Saturday, July 26, 2014

My review of movie--Dawn of Planet of the Apes--

Movie (script) review--

Dawn of the Planet of the Apes.

I saw this last week and was about to write about it, but I always have too much to do.

First off it is Excellent--5 out of 5 stars.

2.  The principal aim of all art is to establish empathy, make the audience feel what it feels like to be an ape, what it feels like to be a human at the last stages--the dawn of the apes, the sunset of homo sapiens.

This movie does this excellently.

3.  Me and the Apes. 

In Burma I had no good information, and like my mother I was a bit repulsed by monkeys.  The only monkeys I had seen were the ones in the badly kept Rangoon Zoo (for all that about Col. Hla Aung)--and we had heard only of the monkey kept as a pet by a British man, a Mr. Grant, if I remember rightly, my uncle's friend, who lived in Rangoon and liked animals.

But in America I went to more and better zoos, including the oldest one in Philadelphia and National Zoo in DC, part of the Smithsonian.

In Burma when the mistreated animals in the zoo died, they were just stuffed and taken across the street and put in the Natural History Museum.

(I can still remember "the gap toothed one" making faces at me because I drove my Mini Minor and took my sons and nephews to the Museum.  What's wrong with that?  Children should go to such places, it is educational.)

In America also I read more.

So I did not like it when someone (Burmese) said to me, "So, teacher, you hold by the theory that men are descended from apes."

That was not strictly correct.

We and the apes are descended from the same ancestor/s.

We all look like apes and chimpanzees still have 99% (?) of our genes.

In the DC zoo in the 90s, I saw apes being taught language with simple sentences.  I think it was an orangutan working on a computer screen with the researcher.

--

I saw the first movie Planet of the Apes (staring Charlton Heston of NRA fame or infamy)--in Warsaw, Poland in 1969--dubbed in Polish.

That movie ends with human beings having destroyed NY City.

--

This one--

Acting and direction, special effects all very good.

But the script!!--that is Excellent.

The first and last shots are focused on the ape leader Ceasar's eyes.

True to this, it is all from Ceasar's point of view, and truly wonderful writing.

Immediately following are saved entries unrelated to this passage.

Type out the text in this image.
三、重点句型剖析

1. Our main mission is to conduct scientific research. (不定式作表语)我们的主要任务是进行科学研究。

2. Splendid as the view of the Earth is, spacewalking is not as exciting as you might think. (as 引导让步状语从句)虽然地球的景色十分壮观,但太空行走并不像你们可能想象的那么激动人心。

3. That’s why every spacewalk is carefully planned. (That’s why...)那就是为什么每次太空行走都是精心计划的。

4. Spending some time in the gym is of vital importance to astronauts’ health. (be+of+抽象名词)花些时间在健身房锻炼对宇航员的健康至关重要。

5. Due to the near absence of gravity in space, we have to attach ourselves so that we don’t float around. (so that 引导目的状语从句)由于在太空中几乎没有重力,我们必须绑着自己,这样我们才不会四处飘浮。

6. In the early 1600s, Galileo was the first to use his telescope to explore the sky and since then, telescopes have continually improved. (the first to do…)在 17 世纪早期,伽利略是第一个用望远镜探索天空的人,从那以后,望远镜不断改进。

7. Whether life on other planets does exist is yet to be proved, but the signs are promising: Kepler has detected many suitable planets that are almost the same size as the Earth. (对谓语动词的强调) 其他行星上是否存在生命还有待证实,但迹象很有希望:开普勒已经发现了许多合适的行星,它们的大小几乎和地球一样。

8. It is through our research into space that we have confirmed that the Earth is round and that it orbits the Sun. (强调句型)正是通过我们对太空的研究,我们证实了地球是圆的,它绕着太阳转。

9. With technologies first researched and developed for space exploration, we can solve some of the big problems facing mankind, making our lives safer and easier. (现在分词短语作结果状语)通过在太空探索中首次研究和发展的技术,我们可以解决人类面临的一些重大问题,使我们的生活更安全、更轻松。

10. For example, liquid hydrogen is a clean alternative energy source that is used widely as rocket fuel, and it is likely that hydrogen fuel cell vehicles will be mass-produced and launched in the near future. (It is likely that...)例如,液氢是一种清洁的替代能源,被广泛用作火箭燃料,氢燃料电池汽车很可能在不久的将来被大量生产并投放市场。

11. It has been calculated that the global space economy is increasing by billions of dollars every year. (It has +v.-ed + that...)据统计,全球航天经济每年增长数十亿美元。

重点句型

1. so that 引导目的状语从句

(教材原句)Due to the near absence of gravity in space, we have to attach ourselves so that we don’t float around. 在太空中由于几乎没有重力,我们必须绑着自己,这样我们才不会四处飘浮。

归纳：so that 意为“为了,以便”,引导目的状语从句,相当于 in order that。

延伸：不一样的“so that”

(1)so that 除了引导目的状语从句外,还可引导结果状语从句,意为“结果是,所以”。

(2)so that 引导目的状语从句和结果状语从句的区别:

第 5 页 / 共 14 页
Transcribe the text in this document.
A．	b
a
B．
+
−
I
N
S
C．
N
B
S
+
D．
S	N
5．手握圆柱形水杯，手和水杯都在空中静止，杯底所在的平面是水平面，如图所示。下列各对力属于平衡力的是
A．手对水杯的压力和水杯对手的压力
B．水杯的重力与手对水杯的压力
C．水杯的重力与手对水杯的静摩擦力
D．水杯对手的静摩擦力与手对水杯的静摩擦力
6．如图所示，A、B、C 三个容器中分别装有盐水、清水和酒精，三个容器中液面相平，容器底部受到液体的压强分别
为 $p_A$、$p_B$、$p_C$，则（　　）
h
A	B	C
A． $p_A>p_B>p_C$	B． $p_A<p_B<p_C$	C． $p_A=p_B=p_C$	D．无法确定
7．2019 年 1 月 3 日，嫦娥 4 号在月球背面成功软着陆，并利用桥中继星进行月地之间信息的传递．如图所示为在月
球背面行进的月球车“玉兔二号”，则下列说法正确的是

Language is introduced slowly, beginning with the first word spoken by Ceasar, "Go!"

Alan Serkis is excellent, also the actor who played the bad ape Koba.

Language is never used for more than a few very simple, declarative but important sentences by the apes.

Apes are majestic.

Humans are portrayed as petty, manipulative and ineffectual losers, stupid.

The music and sets are excellent.

In the end, it is all political and all about power, not hydroelectric power, I mean power as in powerful/Ceasar.

This movie explores what it means to be truly human, a true ape.